Andromeda T.5

Ao contrário do habitual, este artigo vai está repleto de spoilers, pelo que fica desde já o meu aviso. A quarta temporada termina com a batalha de Arkology, em que os nosso heróis são aparentemente derrotados. Ficamos no entanto a saber que nos derradeiros momentos finais, Trance utiliza toda a sua energia para transferir a equipa para o sistema de Seefra.

Através de um portal, de nome Route of Ages, Dylan consegue levar a Andromeda, mas rapidamente constata que nem tudo aparenta ser o que é. Este sistema está fora da realidade como a conhecemos e grande parte da tecnologia está indisponível ou danificada, tornando virtualmente impossível o regresso dos nossos heróis.

Confesso que foi a temporada mais monótona e sem interesse, assentando na restauração da relação entre Dylan e a equipa, que o culpam por se encontrar nesta situação. Com o passar dos episódios, Rhadé, Beka e Harper começam a trabalhar em conjunto, com a preciosa de um novo elemento (Doyle, um androide que possui a memórias de Romy).

Para complicar ainda mais, descobrimos que Dylan é o último sobrevivente de uma raça milenar, os Paradine, que são capazes de viajar pelo tempo e entre dimensões. E ainda descobrimos que Seefra é na realidade Tarn-Vedra, a antiga capital da Commonwealth.

Após inúmeras missões para recolher equipamento e tecnologia, a Andromeda fica operacional a 100% mas permanece incapaz de aceder a splistream e sair deste sistema. Acaba por ser necessária a ajuda de Maura, a líder do Conselho das Galáxias, que envia a equipa para Tarazed, onde vai decorrer a batalha final.

Os últimos episódios são previsíveis e pouco acrescentam à narrativa, que termina de forma aberta. De referir no entanto que o Abyss é derrotado, de forma muito pouco satisfatória e que a equipa segue para novas aventuras, após a destruição do Planeta Terra.

Tenho imensa pena que as várias alterações ocorridas a partir da terceira temporada tenham retirado consistência e ritmo à narrativa. Se são fãs de Andromeda, recomendo que invistam tempo, caso contrário existem muitas séries superiores que podem ver.

Andromeda T.4

Começo por salientar que esta é, para mim,  a temporada mais fraca até ao momento, apesar de termos algumas novidades e mudanças que poderiam ter introduzido uma dinâmica interessante à série.

O ponto mais forte de Andromeda é sem dúvida as personagens, pelo que discordo imenso de várias decisões que foram tomadas. Mas, sem colocar spoilers, avancemos com algumas ideias. O Espírito do Abismo corrompeu as mais altas instâncias da Commonwealth, que se revoltou contra Dylan, acusando-o de traição. Esta é a principal premissa da quarta temporada, que nos apresenta uma equipa em fuga, na perspectiva de encontrar novos aliados na luta contra os Magog.
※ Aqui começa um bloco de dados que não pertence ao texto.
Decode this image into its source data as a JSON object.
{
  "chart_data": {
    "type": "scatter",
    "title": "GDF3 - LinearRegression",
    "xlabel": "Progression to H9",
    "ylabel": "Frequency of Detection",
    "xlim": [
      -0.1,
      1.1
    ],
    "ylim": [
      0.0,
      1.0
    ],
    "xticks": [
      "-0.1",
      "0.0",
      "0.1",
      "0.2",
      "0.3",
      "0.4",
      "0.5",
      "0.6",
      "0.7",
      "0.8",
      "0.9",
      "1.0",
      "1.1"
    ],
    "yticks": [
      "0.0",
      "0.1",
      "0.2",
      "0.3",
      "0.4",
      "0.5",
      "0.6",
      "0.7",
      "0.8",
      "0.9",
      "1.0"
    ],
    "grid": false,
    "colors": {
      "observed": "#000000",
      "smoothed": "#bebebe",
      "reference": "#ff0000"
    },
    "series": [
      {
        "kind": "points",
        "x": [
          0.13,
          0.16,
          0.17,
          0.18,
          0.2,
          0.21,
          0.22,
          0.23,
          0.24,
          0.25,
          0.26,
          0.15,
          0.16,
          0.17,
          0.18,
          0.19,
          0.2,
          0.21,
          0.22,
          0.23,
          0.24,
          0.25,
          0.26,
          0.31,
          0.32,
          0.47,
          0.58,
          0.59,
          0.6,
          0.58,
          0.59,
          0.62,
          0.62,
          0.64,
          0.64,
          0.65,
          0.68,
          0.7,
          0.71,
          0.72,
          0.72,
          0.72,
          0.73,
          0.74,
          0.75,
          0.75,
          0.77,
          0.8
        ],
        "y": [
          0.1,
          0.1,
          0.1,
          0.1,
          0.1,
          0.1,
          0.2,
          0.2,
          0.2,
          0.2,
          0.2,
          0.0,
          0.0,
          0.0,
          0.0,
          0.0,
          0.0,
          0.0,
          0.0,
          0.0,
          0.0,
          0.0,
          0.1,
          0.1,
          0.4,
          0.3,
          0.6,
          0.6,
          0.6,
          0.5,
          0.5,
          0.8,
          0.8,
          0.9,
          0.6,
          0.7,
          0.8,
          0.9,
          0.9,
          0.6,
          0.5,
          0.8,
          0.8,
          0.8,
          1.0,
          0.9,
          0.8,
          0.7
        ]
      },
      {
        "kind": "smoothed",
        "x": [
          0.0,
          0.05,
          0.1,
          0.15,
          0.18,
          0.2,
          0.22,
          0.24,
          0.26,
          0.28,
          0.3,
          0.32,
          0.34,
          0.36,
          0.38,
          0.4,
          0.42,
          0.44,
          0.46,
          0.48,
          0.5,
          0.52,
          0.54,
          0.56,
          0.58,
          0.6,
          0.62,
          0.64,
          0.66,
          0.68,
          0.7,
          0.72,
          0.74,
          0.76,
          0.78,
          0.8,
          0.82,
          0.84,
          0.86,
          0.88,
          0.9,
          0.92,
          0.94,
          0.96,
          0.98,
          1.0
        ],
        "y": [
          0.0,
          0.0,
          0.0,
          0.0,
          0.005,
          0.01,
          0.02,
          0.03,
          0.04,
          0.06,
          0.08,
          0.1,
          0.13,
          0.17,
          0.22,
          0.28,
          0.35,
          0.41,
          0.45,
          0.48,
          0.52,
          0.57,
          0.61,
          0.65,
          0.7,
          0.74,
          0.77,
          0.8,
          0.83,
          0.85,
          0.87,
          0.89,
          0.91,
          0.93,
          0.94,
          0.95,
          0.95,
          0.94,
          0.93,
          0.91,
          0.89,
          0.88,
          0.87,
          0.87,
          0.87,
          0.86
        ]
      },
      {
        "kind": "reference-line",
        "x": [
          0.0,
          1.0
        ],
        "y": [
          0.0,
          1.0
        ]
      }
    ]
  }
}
Vamos ter o ressurgimento dos Collectors, que farão uma aliança inesperada com um velho conhecido e algumas traições, que colocarão Dylan à prova de forma decisiva. Os episódios, no geral, apresentam mais acção mas falham na envolvência em termos de narrativa, diminuindo o meu interesse de forma substancial.

Os últimos episódios marcam o fim de ciclo, com a batalha final entre a Andromeda e a Magog World Ship, sendo que nada será como dantes. Serão realizados inúmeros sacrifícios e Dylan terá conhecimento de algo marcante e que terá impacto no resultado final desta aventura.

Fico céptico mas veremos o que nos espera na quinta temporada…

Andromeda T.3

A narrativa de Gene Roddenberry continua a ser cativante, nesta terceira temporada. Essencialmente vamos assistir à consolidação da Systems Commonwealth, assim como à ascensão dos Nietzschean, mais concretamente do clã Drago-Kazov.

Somos igualmente apresentados a uma nova facção, os Genites, que lutam pela pureza genética e que se revelarão um poderoso inimigo. Os episódios são dos melhores, sendo muito positivo o ressurgimento de Rev Bem e da Balance of Judgement.

O desenvolvimento de personagens continua a ser uma constante, com destaque para Dylan Hunt e Beka Valentine, o que é francamente positivo. Para evitar os spoilers, vou limitar a informação e detalhe que partilho, mas recomendo sem hesitação que invistam tempo em Andromeda.

Pessoalmente, esta é a minha temporada preferida até ao momento. O último episódio marca a saída de mais um elemento da tripulação, numa mudança que pretende alterar a narrativa de forma profunda. Veremos o que reserva o futuro à tripulação da Andromeda Ascendant.

Por último, apenas a nota que temos direito a um novo genérico nesta temporada.

The Universe is a dangerous place. But in our future my crew and i fight to make it safe. I am Dylan Hunt, Captain of the Andromeda Ascendant, and these are our adventures.